Circulating tumor cells (CTC) designate cancer cells that are detected in the blood of cancer patients. Their detection, quantification, and characterization represent a new window on cancer dissemination and have opened major perspectives for both biological and clinical research on the metastatic process. Commonly accepted endpoints in clinical research for both nonmetastatic and metastatic breast cancer patients are detailed in Box 1. Technically, as most carcinomas do not have specific and recurrent DNA mutation or fusion transcripts, CTC isolation methods rely on the detection of cells that express epithelial-related markers in blood.

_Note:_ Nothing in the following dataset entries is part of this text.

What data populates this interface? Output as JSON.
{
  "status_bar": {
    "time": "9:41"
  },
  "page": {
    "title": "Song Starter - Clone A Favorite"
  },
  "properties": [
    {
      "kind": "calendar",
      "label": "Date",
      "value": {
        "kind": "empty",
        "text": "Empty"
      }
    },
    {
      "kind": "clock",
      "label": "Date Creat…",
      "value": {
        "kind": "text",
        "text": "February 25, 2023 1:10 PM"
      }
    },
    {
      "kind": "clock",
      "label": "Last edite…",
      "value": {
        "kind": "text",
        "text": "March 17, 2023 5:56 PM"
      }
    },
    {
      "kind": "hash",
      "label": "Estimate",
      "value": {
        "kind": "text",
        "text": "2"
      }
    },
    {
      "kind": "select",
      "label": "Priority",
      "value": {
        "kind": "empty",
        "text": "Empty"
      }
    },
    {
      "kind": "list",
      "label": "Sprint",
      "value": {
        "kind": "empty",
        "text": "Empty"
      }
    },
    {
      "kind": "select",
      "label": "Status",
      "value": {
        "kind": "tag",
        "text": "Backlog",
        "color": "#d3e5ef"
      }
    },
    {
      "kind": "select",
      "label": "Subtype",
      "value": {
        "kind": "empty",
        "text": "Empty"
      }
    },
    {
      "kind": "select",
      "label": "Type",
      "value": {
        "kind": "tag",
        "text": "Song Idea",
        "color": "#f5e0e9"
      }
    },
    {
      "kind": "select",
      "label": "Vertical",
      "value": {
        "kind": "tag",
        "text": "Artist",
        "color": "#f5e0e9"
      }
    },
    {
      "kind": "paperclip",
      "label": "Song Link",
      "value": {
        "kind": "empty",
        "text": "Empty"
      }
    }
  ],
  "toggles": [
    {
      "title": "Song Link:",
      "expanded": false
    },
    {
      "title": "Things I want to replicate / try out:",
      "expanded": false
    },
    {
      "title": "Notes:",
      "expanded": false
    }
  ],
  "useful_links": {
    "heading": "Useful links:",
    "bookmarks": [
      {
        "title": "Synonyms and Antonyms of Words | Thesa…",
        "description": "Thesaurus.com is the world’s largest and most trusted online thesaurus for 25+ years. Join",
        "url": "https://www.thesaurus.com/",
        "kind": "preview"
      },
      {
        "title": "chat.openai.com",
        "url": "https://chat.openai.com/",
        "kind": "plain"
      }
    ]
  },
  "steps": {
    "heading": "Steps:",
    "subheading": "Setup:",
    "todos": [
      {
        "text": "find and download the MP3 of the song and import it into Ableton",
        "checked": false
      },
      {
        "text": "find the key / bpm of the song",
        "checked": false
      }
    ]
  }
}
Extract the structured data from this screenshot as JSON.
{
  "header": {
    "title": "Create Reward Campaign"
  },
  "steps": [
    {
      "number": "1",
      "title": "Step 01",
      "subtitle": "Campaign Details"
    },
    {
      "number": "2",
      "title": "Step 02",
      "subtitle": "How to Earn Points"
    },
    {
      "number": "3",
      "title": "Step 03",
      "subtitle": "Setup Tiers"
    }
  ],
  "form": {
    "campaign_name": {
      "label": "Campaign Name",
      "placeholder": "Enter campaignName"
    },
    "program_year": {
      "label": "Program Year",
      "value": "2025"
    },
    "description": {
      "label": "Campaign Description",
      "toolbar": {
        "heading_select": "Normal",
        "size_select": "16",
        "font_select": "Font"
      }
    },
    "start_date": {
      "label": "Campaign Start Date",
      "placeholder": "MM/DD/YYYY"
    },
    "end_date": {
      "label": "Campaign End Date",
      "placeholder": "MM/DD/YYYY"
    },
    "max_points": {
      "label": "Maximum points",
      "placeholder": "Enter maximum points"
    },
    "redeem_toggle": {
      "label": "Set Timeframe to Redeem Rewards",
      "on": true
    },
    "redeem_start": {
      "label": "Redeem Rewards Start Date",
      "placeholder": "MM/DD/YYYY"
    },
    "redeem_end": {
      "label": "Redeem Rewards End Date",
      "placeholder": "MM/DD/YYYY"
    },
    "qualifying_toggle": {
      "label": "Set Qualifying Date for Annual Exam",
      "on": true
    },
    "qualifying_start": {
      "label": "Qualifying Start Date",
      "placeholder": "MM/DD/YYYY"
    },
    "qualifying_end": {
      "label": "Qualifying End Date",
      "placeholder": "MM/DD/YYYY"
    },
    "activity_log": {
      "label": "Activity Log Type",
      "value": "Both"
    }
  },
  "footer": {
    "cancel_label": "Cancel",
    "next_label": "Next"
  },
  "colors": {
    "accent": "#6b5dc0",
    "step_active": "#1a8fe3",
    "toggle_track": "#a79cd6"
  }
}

Since the normal components of human whole blood are mesenchymally derived, they are not identified using this strategy; this principle is similar to the detection of isolated breast tumor cells in axillary lymph node in pN0(i+) breast cancer patients. In 2012, the standard for CTC detection remains the CellSearch® system (Veridex), which is still the only system that has been approved by the FDA for
in vitro diagnosis purposes. In 2004, a seminal study with this technique showed that CTC count was an independent prognostic factor for both progression-free (PFS) and overall (OS) survival in metastatic (M1) breast cancer patients [
1]. In this report, the threshold of ≥5 CTC/7.5 ml to define the poor prognosis group was “learned” from a training group (
n = 102 patients) and validated in another group of patients (
n = 75 patients). This prognostic value for PFS and OS has been repeatedly validated in smaller following studies [
2‐
4]. Unsurprisingly, a pooled analysis confirmed these results in multivariate analysis [
5]. A prospective study “IC 2006-04,” specifically designed and powered to assess the prognostic value of CTC count changes in patients treated by first-line chemotherapy (with or without targeted therapy), had the same conclusions in multivariate analysis and supported the use of the ≥5 CTC/7.5 ml threshold [
6]. Serum markers have been also prospectively assessed [
7] and were not prognostic markers in multivariate analysis. The only issue appeared with the use of targeted therapy, namely trastuzumab and bevacizumab, which decrease profoundly the CTC count: some reports suggested that this decrease might impact its prognostic value [
8,
9]. Moreover, recent data have suggested an adverse prognostic value of CTC detection in nonmetastatic breast cancer [
10‐
12]. At the same time, HER2 expression on CTCs using the CellSearch® system was studied in the neoadjuvant setting [
13] and across all breast cancer stages from preinvasive lesions to overt metastatic disease [
14].
With these numerous non-interventional studies published, interventional controlled “phase III” trials were needed to demonstrate that the use of CTC enumeration and monitoring could improve the outcome of breast cancer patients and/or lower the medical costs paid by the patient or its insurer. The aim of this article is to report and discuss the different interventional trials currently ongoing or on the edge of starting that have been set up by different CTC research groups in the world. Basically, CTCs are investigated as prognostic markers in the STIC CTC METABREAST trial and Endocrine Therapy Index (ETI) study, as early surrogate of chemotherapy efficacy in the SWOG0500 and in the CirCe01 trials, and finally as an indicator of tumor biology in the Treat CTC, DETECT III, and CirCe XXX1 trials.